Bihar and Kerala represents two contrasting level of development within India.

### Discussion

This paper presents a simple but comprehensive model for the relationship between the proximate determinants and fertility as given by Bongaarts. The article by Leela Visaria [5]estimates the values of proximate determinants of fertility for major states by using NFHS (1992 to 1993) data and demonstrated the interstate variations after examining evidences. The study found that in all India level, the fertility rate has declined at a very faster rate than it was expected. According to a study by Nath and Mazumder [6], the declining TFR in developing countries are the result of decline in marital fertility or delay in age at childbearing or both.

It was evident from the decomposition that only the increase in use of contraception has a positive impact on declining fertility. All other indexes, i.e. marriage, abortion and span of breastfeeding has led to increase in fertility level. However, the use of contraception has compensated for all increase and has a tremendous decline in TFR over the decade. Most of the fertility decline is happening in most of regions of developing world, the major contributor being illiterate women. This change was seen due to increase in prevalence of contraception among women without or less education [7]. In Ethiopia, of the four proximate determinants of fertility, postpartum insusceptibility contributed the highest fertility [8-16].

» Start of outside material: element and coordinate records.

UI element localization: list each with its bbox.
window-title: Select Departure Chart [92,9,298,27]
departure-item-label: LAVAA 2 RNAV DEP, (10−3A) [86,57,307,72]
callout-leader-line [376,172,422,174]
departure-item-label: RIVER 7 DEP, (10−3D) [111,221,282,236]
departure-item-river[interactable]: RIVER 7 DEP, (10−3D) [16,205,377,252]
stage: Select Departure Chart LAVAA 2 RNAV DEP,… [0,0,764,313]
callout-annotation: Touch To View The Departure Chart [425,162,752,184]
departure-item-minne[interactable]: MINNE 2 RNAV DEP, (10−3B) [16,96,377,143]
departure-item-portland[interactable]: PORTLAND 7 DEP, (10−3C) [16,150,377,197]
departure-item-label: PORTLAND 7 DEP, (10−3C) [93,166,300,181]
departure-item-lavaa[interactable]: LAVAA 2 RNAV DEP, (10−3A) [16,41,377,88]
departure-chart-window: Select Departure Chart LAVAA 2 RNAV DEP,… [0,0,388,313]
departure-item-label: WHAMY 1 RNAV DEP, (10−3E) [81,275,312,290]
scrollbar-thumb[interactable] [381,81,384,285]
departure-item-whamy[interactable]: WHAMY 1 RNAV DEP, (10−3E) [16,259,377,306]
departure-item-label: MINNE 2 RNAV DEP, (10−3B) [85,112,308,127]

This study also focuses on the rural – urban differentials of the model where it is evident that out of the four indices, three indices are higher for rural area. Only the fourth indices, i.e. postpartum infecundability, is higher for urban area.

### Conclusion

An increase in deliberate marital fertility control is seen when a population moves through the transition from natural to controlled fertility. This control is due to rise in contraceptive use, but induced abortion also plays a major role in many societies. Due to control of marital fertility, there is a transition in marriage and postpartum infecundability as well. To examine the changes in measures of fertility, one cannot rely on time trends in individual population.

However, a comparative analysis of a population in a two different time periods can help.

##### Limitations of the study

The study also has some of its own limitations. Original model of Bongaarts was used rather than the revised model due to unavailability of pre-marital and extra-marital data. Abortion index was calculated through the TFR formula due to unavailability of abortion data in NFHS 3 and under-reporting of abortion data in NFHS 4. But, this study is a good representation of fertility transition in India from 2005 to 2006 to 2015 to 2016.